A white telephone box in a remote village of Japan has become an unlikely source of comfort for those grieving loved ones.

Survivors of the 2011 Fukushima disaster say the unconnected phone line helps them keep in touch with those they have lost.

Kazuyoshi Sasaki visits the booth in the town of Otsuchi to speak to his late wife.

She was one of nearly 20,000 people in northeastern Japan who were killed by the earthquake and tsunami that struck on March 11, 2011.

Dialling her now defunct cell, he breaks down in tears as he explains to her how he searched for her for days after the disaster.

He goes onto update her on things that have happened in his life - he's moved out of temporary housing, their son is building him a house, and he's lost a bit of weight.

For Sasaki, the phone booth is a source of solace:

"This phone booth embraces all of me. It embraces various people like the people affected (from the earthquake and tsunami). It's a place that embraces not only the people who are alive but also those who had passed away. That's how I feel."

Sachiko Okawa uses the phone to call her late husband, who she was married to for 44 years.

She asks him what he's been doing since he was swept away all those years ago in the Tsunami.

She often brings along her two grandsons so they can also talk to their grandfather.

The phone now attracts thousands of visitors from all over Japan.

It is not only used by tsunami survivors, but also by people who have lost relatives to sickness and suicide.

Known as the wind phone, it was built by Itaru Sasaki, who created it after he lost his own cousin to cancer a year before the Fukushima disaster.

Video Transcript

- A white telephone box in a remote village of Japan has become an unlikely source of comfort for those grieving loved ones.
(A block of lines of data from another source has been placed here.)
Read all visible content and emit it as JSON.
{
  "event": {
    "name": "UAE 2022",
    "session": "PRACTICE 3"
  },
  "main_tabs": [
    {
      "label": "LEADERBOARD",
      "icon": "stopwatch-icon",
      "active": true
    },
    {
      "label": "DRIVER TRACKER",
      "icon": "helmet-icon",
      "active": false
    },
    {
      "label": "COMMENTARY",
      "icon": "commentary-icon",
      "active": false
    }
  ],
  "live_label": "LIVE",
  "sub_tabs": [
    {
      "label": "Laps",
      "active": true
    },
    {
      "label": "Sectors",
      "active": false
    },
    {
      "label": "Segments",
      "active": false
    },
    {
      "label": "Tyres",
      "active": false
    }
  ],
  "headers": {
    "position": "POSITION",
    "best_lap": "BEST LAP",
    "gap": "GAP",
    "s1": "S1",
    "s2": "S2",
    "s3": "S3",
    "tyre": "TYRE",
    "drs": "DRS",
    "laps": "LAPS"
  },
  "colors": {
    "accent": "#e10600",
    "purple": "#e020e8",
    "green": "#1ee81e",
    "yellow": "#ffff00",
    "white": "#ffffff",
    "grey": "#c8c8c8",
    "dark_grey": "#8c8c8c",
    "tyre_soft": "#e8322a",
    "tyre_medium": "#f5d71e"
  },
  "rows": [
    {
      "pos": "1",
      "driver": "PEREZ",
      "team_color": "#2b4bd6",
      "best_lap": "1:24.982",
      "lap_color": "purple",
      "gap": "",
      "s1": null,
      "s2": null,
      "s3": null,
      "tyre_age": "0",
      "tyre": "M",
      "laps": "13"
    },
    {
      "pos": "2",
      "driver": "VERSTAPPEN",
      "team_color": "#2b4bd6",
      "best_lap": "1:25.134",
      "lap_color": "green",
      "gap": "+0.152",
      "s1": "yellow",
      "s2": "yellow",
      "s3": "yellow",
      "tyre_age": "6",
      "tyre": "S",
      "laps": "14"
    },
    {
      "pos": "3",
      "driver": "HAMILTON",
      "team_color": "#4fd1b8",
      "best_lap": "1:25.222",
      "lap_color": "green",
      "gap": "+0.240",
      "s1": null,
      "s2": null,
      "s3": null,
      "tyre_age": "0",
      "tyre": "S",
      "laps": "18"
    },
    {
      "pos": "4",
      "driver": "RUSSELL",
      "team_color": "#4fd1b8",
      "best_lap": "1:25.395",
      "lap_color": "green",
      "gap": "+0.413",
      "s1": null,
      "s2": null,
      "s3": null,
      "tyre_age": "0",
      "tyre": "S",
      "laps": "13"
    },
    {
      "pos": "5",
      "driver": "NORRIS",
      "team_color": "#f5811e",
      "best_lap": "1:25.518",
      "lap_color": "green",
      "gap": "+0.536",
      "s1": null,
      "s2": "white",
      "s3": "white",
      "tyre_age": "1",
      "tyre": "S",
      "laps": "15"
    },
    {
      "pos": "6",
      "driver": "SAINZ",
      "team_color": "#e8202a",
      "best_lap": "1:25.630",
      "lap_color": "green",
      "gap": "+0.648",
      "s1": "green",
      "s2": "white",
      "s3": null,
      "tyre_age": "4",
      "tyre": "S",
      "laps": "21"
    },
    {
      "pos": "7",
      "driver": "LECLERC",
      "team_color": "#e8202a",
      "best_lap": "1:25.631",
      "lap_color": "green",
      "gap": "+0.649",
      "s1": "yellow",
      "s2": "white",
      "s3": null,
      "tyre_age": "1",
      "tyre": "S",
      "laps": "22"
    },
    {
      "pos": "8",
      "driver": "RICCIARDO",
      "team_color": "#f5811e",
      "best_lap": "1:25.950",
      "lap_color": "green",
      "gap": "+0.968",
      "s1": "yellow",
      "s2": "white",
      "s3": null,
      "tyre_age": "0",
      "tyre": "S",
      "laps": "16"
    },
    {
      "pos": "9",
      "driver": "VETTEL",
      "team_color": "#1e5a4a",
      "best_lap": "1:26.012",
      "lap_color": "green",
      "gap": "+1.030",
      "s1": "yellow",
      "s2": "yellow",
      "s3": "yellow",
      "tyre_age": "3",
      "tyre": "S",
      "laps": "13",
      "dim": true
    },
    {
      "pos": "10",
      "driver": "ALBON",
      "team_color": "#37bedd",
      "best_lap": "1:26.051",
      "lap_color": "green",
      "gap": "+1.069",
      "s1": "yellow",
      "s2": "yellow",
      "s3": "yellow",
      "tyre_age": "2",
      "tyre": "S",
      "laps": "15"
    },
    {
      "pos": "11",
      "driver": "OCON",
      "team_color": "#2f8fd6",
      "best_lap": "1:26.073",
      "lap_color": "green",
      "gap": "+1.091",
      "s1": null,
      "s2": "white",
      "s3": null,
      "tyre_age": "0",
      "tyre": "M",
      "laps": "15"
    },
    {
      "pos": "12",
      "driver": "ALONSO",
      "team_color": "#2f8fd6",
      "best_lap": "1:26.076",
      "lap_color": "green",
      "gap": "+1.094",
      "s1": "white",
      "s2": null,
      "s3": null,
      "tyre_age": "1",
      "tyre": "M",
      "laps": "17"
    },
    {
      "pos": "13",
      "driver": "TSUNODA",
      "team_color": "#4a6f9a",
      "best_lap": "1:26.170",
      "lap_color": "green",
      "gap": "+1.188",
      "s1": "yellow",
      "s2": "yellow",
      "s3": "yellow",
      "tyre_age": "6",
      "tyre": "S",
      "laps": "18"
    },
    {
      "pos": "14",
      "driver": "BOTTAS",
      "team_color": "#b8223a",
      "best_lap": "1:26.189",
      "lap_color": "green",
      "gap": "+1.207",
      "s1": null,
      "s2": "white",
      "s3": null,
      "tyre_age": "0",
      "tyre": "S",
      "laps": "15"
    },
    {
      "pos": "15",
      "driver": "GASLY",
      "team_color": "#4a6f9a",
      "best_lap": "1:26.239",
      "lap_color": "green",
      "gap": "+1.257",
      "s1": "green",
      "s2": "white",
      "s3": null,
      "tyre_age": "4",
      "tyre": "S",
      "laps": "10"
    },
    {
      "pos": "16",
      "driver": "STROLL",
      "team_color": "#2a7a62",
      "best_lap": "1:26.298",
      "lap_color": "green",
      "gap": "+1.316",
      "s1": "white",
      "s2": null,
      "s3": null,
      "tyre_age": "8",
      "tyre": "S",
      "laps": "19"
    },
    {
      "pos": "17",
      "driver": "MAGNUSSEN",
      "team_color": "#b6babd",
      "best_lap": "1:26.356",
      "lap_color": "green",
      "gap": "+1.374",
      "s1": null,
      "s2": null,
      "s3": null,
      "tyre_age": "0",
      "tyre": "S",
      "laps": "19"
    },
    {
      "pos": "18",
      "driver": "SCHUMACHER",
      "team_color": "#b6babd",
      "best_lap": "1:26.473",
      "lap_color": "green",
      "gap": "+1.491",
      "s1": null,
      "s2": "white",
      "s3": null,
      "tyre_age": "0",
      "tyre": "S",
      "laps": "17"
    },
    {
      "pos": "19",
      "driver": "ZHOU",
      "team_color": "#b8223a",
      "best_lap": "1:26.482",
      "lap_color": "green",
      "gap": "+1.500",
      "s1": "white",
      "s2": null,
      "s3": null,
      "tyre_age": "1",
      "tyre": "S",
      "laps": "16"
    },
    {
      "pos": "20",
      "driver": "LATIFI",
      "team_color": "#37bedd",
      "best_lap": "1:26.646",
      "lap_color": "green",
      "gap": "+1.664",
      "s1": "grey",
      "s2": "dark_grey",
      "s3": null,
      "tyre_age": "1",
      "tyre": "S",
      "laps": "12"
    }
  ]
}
Survivors of the 2011 Fukushima disaster said the unconnected phone line helps them keep in touch with those they have lost.
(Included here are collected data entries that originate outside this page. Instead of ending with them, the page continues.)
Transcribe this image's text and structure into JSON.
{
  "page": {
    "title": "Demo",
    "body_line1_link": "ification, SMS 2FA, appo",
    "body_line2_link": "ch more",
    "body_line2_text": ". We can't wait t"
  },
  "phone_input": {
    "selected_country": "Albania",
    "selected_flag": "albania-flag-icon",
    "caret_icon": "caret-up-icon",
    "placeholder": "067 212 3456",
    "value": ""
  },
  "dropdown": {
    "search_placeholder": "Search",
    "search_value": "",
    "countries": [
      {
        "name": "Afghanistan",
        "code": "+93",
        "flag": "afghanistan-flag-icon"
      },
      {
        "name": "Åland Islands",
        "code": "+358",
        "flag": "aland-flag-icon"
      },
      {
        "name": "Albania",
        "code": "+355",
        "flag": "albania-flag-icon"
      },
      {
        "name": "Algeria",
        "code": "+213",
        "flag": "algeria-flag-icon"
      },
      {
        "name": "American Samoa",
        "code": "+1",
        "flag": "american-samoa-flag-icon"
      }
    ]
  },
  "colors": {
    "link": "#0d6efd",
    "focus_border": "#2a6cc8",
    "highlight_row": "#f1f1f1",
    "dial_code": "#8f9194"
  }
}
Kazuyoshi Sasaki visits the booth in the town of Otsuchi to speak to his late wife. She was one of nearly 20,000 people in northeastern Japan who were killed by the earthquake and tsunami that struck on March 11, 2011.

Dialing her now defunct cell, he breaks down in tears as he explains how he searched for her four days after the disaster. He goes on to update her on things that have happened in his life.

- [CRIES]

- He's moved out to temporary housing, their son is building him a house, and he's lost a bit of weight.

For Sasaki, the phone booth is a source of solace.

KAZUYOSHI SASAKI: [NON-ENGLISH SPEECH]

INTERPRETER: This phone booth embraces all of me. It embraces various people, like those affected by the disaster. It's a place that embraces not only the people who are alive, but also those who've passed away. That's how I feel.

SACHIKO OKAWA: [NON-ENGLISH SPEECH]

- Sachiko Okawa uses the phone to call her late husband, who she was married to for 44 years. She asks him what he's been doing since he was swept away all those years ago in the tsunami. She often brings along her two grandsons so they can also talk to their grandfather.

- [NON-ENGLISH SPEECH]

- The phone now attracts thousands of visitors from all over Japan. It is not only used by tsunami survivors, but also by people who have lost relatives to sickness and suicide. Known as the wind phone, it was built by Itaru Sasaki, who created it after he lost his own cousin to cancer a year before the Fukushima disaster.